Diorama of the Battle of Horseshoe Bend
Upon his recovery, Sam Houston served as an Indian agent, began an apprenticeship with a judge in Nashville, and then opened a legal practice in Lebanon, Tennessee. His friend and patron Governor McMinn appointed the twenty-six-year-old lawyer a major-general in the Tennessee militia. By the 1820 census, his state was granted three representatives to Congress, and Houston’s political party, led by Andrew Jackson, enabled him to run unopposed for the 9th district seat. As an excellent public speaker and aggressive Congressman, Sam Houston won election to the governorship of Tennessee in 1827, from which office he helped Jackson get elected to the Presidency the following year.
Formal portrait of Sam Houston (1793-1863)
Sam’s first marriage fell apart, and he abandoned politics to move to Arkansas and live among the Cherokee once again, where he was accorded tribal membership and became a negotiator between the tribe and the national government. After election to Congress once again, the occasionally volatile Tennessean was involved in an “affaire d’honneur” in which he beat unconscious with a cane a fellow representative, and left office once more for the west.

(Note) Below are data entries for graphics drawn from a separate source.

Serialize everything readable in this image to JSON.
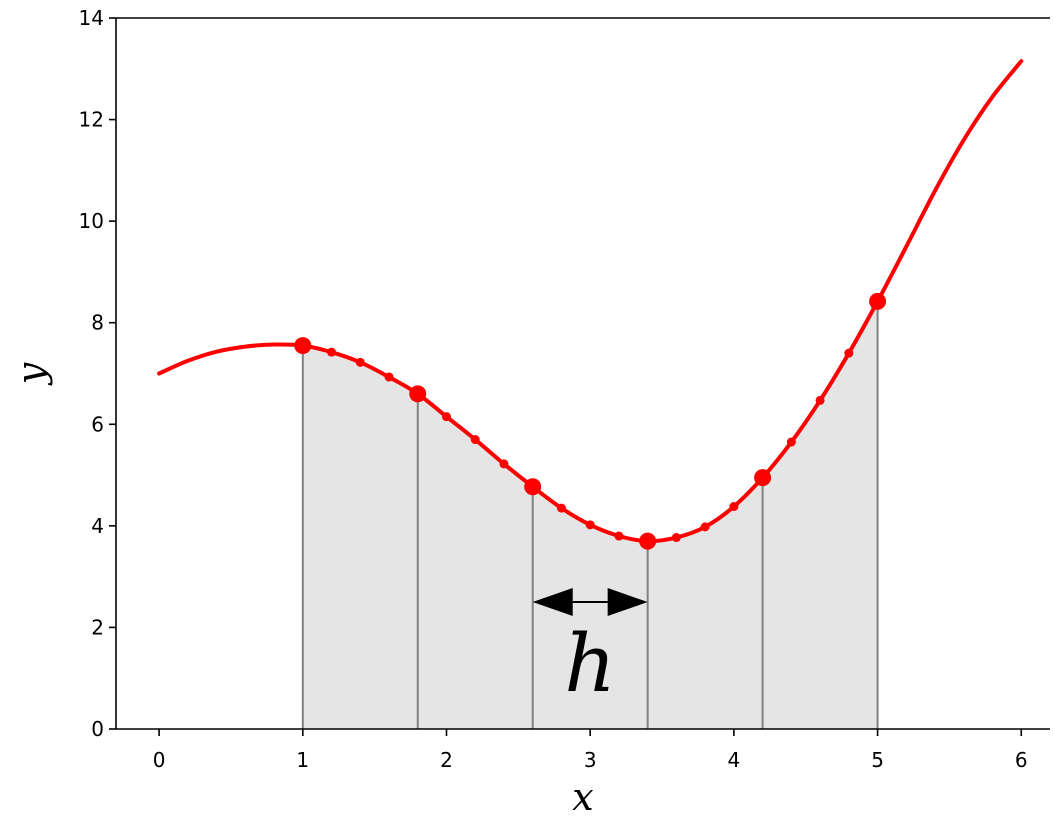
{
  "chart_data": {
    "type": "line",
    "title": "",
    "xlabel": "x",
    "ylabel": "y",
    "xlim": [
      -0.3,
      6.2
    ],
    "ylim": [
      0,
      14
    ],
    "xticks": [
      "0",
      "1",
      "2",
      "3",
      "4",
      "5",
      "6"
    ],
    "yticks": [
      "0",
      "2",
      "4",
      "6",
      "8",
      "10",
      "12",
      "14"
    ],
    "grid": false,
    "legend": "none",
    "curve": {
      "color": "#ff0000",
      "x": [
        0.0,
        0.2,
        0.4,
        0.6,
        0.8,
        1.0,
        1.2,
        1.4,
        1.6,
        1.8,
        2.0,
        2.2,
        2.4,
        2.6,
        2.8,
        3.0,
        3.2,
        3.4,
        3.6,
        3.8,
        4.0,
        4.2,
        4.4,
        4.6,
        4.8,
        5.0,
        5.2,
        5.4,
        5.6,
        5.8,
        6.0
      ],
      "y": [
        7.0,
        7.25,
        7.43,
        7.53,
        7.57,
        7.55,
        7.42,
        7.22,
        6.93,
        6.6,
        6.15,
        5.7,
        5.22,
        4.77,
        4.35,
        4.02,
        3.8,
        3.7,
        3.77,
        3.98,
        4.38,
        4.95,
        5.65,
        6.47,
        7.4,
        8.42,
        9.5,
        10.6,
        11.6,
        12.45,
        13.15
      ]
    },
    "nodes": {
      "x": [
        1.0,
        1.8,
        2.6,
        3.4,
        4.2,
        5.0
      ],
      "y": [
        7.55,
        6.6,
        4.77,
        3.7,
        4.95,
        8.42
      ]
    },
    "quad_points": {
      "x": [
        1.2,
        1.4,
        1.6,
        2.0,
        2.2,
        2.4,
        2.8,
        3.0,
        3.2,
        3.6,
        3.8,
        4.0,
        4.4,
        4.6,
        4.8
      ],
      "y": [
        7.42,
        7.22,
        6.93,
        6.15,
        5.7,
        5.22,
        4.35,
        4.02,
        3.8,
        3.77,
        3.98,
        4.38,
        5.65,
        6.47,
        7.4
      ]
    },
    "shaded_region": {
      "x_from": 1.0,
      "x_to": 5.0,
      "fill": "#e5e5e5",
      "edge": "#808080"
    },
    "annotation": {
      "text": "h",
      "arrow_from_x": 2.6,
      "arrow_to_x": 3.4,
      "arrow_y": 2.5,
      "text_x": 3.0,
      "text_y": 0.75
    }
  }
}
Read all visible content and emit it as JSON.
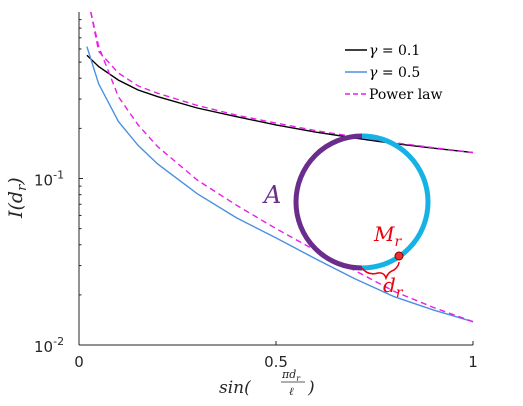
{
  "chart_data": {
    "type": "line",
    "x_scale": "linear",
    "y_scale": "log",
    "xlim": [
      0,
      1
    ],
    "ylim": [
      0.01,
      1
    ],
    "x_ticks": [
      {
        "value": 0,
        "label": "0"
      },
      {
        "value": 0.5,
        "label": "0.5"
      },
      {
        "value": 1,
        "label": "1"
      }
    ],
    "y_ticks": [
      {
        "value": 0.1,
        "mantissa": "10",
        "exponent": "-1"
      },
      {
        "value": 0.01,
        "mantissa": "10",
        "exponent": "-2"
      }
    ],
    "xlabel": {
      "main": "sin(",
      "num": "πd",
      "num_sub": "r",
      "den": "ℓ",
      "close": ")"
    },
    "ylabel": {
      "main": "I(d",
      "sub": "r",
      "close": ")"
    },
    "grid": false,
    "legend_position": "top-right",
    "series": [
      {
        "name": "γ = 0.1",
        "name_parts": [
          "γ",
          " = 0.1"
        ],
        "color": "#000000",
        "style": "solid",
        "x": [
          0.02,
          0.05,
          0.1,
          0.15,
          0.2,
          0.3,
          0.4,
          0.5,
          0.6,
          0.7,
          0.8,
          0.9,
          1.0
        ],
        "y": [
          0.55,
          0.47,
          0.39,
          0.34,
          0.31,
          0.265,
          0.235,
          0.21,
          0.19,
          0.175,
          0.162,
          0.152,
          0.143
        ]
      },
      {
        "name": "γ = 0.5",
        "name_parts": [
          "γ",
          " = 0.5"
        ],
        "color": "#4a90e2",
        "style": "solid",
        "x": [
          0.02,
          0.05,
          0.1,
          0.15,
          0.2,
          0.3,
          0.4,
          0.5,
          0.6,
          0.7,
          0.8,
          0.9,
          1.0
        ],
        "y": [
          0.62,
          0.37,
          0.22,
          0.158,
          0.122,
          0.081,
          0.058,
          0.044,
          0.033,
          0.025,
          0.0195,
          0.0162,
          0.0138
        ]
      },
      {
        "name": "Power law",
        "name_parts": [
          "Power law"
        ],
        "color": "#e81ee8",
        "style": "dashed",
        "x": [
          0.03,
          0.05,
          0.1,
          0.15,
          0.2,
          0.3,
          0.4,
          0.5,
          0.6,
          0.7,
          0.8,
          0.9,
          1.0
        ],
        "y": [
          1.0,
          0.62,
          0.31,
          0.21,
          0.155,
          0.098,
          0.069,
          0.05,
          0.037,
          0.028,
          0.021,
          0.0168,
          0.0138
        ],
        "y_upper": [
          1.0,
          0.58,
          0.43,
          0.36,
          0.325,
          0.275,
          0.24,
          0.215,
          0.194,
          0.178,
          0.164,
          0.153,
          0.143
        ]
      }
    ],
    "inset": {
      "A_label": "A",
      "M_main": "M",
      "M_sub": "r",
      "d_main": "d",
      "d_sub": "r",
      "purple_color": "#6b2d8c",
      "blue_color": "#15b2e6",
      "point_color": "#e8312a",
      "label_color": "#e8000d"
    }
  }
}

A signed portrait of Houston as Senator from Texas, 1859
In 1832, with rumors of alcoholism and uncontrolled temper following him, Sam Houston made the fateful decision to settle in Mexican Texas. He wrote a petition to their government for independence and supported Texas statehood. When the new President of Mexico, Antonio de Santa Anna invaded Texas with an army, Houston helped organize the resistance and to write up a provisional constitution. The story of the War for Texas independence is well known, as Houston led the Texian Army to victory and played a decisive role in creating a successful government.
Mexican President Santa Anna surrenders to a wounded Sam Houston after the Battle of San Jacinto, 1836
In subsequent years he served as the Lone Star Republic’s President and then as Governor of the State of Texas and United States Senator. The largest city in Texas—600 square miles—is named for the well-read but “uneducated” Scots-Irish boy from Virginia. He overcame his weaknesses over a lifetime of struggle, and his accomplishments certainly would have made Sir Hugh proud of his descendant. The Providence of God often seems to be an inscrutable puzzle when occurring, but a fascinating wisdom when we reflect on the past.